MODERN HISTORY : Not All the Cultural Legacies Are Ancient, as 2 Exhibitions on Greek Folk Art Prove

Benjamin Epstein is a free-lance writer who contributes frequently to the Times Orange County Edition.

If you think that the legacy of Greece means only togas, columns and marble statues, Irini Vallera-Rickerson has a couple of surprises for you. And they're both called "The Greek Legacy."

"The majority of people are familiar with Classical Greece," said Vallera-Rickerson, curator of exhibitions at Orange Coast College's Fine Arts Gallery in Costa Mesa and at the Decorative Arts Study Center in San Juan Capistrano. Of Greek folk art, she said, few people know anything.

"But folk art is also a legacy, something extremely important to keep alive. Every day they would use these costumes," she said, indicating Greek outfits from early in this century. "But look at the care, the pride, the time they took to do the embroidery and the silver work. . . . They lived a legacy."

Vallera-Rickerson's two concurrent shows include textiles, elaborately filigreed metalwork, woodcarvings, religious icons, jewelry, ceremonial masks and even shadow puppets, as well as costumes, ranging from the early 19th to late 20th centuries. The display at the Fine Arts Gallery is set up like an open marketplace. The Decorative Arts Center depicts two rooms typical of Greek homes, one of the Greek islands, the other of mountainous northern Greece.

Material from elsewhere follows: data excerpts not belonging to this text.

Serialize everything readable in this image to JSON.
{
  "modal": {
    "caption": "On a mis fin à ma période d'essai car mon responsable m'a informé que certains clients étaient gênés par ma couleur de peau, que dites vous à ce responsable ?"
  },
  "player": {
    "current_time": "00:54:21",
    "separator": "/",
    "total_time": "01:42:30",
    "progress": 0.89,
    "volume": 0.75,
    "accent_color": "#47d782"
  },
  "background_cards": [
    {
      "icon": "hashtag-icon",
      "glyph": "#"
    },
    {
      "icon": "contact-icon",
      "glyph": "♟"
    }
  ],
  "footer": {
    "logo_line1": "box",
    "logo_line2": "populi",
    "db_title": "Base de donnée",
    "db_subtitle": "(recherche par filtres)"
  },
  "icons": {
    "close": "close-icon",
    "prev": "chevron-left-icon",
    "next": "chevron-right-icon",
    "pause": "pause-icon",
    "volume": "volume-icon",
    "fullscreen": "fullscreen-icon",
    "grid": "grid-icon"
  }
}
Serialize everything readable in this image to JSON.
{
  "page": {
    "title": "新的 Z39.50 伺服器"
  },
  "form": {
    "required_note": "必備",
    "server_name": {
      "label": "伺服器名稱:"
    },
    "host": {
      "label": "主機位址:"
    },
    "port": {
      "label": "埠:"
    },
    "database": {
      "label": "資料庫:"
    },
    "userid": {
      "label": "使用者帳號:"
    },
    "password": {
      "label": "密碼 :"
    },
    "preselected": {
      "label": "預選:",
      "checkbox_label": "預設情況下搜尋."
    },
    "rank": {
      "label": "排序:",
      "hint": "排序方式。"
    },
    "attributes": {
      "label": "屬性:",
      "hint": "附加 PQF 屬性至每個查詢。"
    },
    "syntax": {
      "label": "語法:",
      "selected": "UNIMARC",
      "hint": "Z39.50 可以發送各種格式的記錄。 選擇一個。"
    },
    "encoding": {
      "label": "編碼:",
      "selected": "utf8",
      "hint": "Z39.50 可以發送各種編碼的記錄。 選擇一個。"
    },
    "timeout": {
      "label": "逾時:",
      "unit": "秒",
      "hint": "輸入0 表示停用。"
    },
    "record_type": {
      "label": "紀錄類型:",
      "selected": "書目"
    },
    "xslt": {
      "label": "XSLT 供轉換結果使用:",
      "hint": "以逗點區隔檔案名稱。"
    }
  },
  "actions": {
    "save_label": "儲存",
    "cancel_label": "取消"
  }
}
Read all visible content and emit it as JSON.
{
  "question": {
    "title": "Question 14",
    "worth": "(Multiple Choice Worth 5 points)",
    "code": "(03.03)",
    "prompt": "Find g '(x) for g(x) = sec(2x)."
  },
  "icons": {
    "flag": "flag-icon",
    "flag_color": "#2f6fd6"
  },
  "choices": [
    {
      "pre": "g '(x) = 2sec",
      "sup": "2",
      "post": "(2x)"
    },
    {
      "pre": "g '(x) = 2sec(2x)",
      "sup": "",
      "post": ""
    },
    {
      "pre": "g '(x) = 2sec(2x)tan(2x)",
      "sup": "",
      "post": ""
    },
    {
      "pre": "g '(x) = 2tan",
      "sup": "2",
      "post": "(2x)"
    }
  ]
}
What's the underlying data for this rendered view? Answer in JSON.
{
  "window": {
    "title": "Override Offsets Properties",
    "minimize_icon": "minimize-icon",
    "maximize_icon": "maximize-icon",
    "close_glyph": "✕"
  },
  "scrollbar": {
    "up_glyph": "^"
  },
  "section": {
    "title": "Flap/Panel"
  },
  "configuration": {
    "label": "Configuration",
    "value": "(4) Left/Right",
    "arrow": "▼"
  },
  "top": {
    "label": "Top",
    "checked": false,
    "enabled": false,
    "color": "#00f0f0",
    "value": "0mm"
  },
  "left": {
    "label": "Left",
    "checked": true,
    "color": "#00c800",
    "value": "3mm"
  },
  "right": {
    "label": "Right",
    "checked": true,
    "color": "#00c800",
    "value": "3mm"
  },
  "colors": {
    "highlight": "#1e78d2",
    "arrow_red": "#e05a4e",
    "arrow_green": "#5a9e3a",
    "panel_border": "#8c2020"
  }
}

Vallera-Rickerson, professor of art history at Orange Coast College, began accumulating pieces for the show, initially intended for the college only, with items solicited from her own family in Athens. As plans for the show spread--by word of mouth alone--Southern California families soon overwhelmed her with Greek heirlooms, most originating with the great-grandparents of the lenders. As it turned out, even expanding to the Decorative Arts Center wasn't enough.

"We have about 200 pieces total in the two places," she noted. "There are 150 more pieces we could show, but we have no space."

According to Vallera-Rickerson, the immense variety to be found in Greek folk art is probably best exemplified in the costumes. She notes in the show catalogue that the ancient classical form of dress, a single uncut fabric draped around the body, had no obvious influence on Greek costume from the Byzantine period (6th Century to 1453) onward.

Perhaps the key word there is obvious.

"The aesthetics are so great in Greek folk art," she said. "The Greeks are raised among beautiful classical art. Wherever you go in Greece, you see the ruins and the beautiful proportions of ancient times. If you're raised among the monuments, your eyes are trained. You don't need to take an art history class. Greek folk art has those proportions and aesthetics.

"Not all of us see, even with two eyes," noted the professor. "Here you've got to take a course to be trained."

Though she grew up in Greece, Vallera-Rickerson studied architecture and art history for seven years at the University of Florence, Italy, where, she said, she gained an appreciation for the Renaissance masters. When she returned to the Greek countryside for a vacation, she rediscovered her appreciation for folk art, an appreciation that's only deepened with time.

"I'm not the expert on folk art from every culture, but every time I see folk art I see the love of the people coming through," Vallera-Rickerson said. "Folk art is an emotional art. It comes from the people, for the people. . . . It's the way it is because it's the way they want to do it. It expresses nothing but themselves and their emotions and their beliefs."


What: "The Greek Legacy," an exhibition of Greek folk art and artifacts.

When: Through April 20 at Orange Coast College Fine Arts Gallery (Monday through Thursday, 10 a.m. to 3 p.m.; Thursdays and the first and third Mondays of each month, 7 to 8:30 p.m.). Through June 10 at the Decorative Arts Study Center (Tuesday through Saturday, 10 a.m. to 3 p.m.).

Where: Orange Coast College Fine Arts Gallery, 2701 Fairview Road, Costa Mesa; Decorative Arts Study Center, 31431 Camino Capistrano, San Juan Capistrano.

Whereabouts: To reach OCC: Take the San Diego (405) Freeway to the Fairview Road exit and head south. (Use the parking lot on Merrimac Way.) For the study center: Take Interstate 5 to the Ortega Highway exit and head west; turn right on Camino Capistrano.

Wherewithal: Admission free at OCC, $3 donation requested at the study center.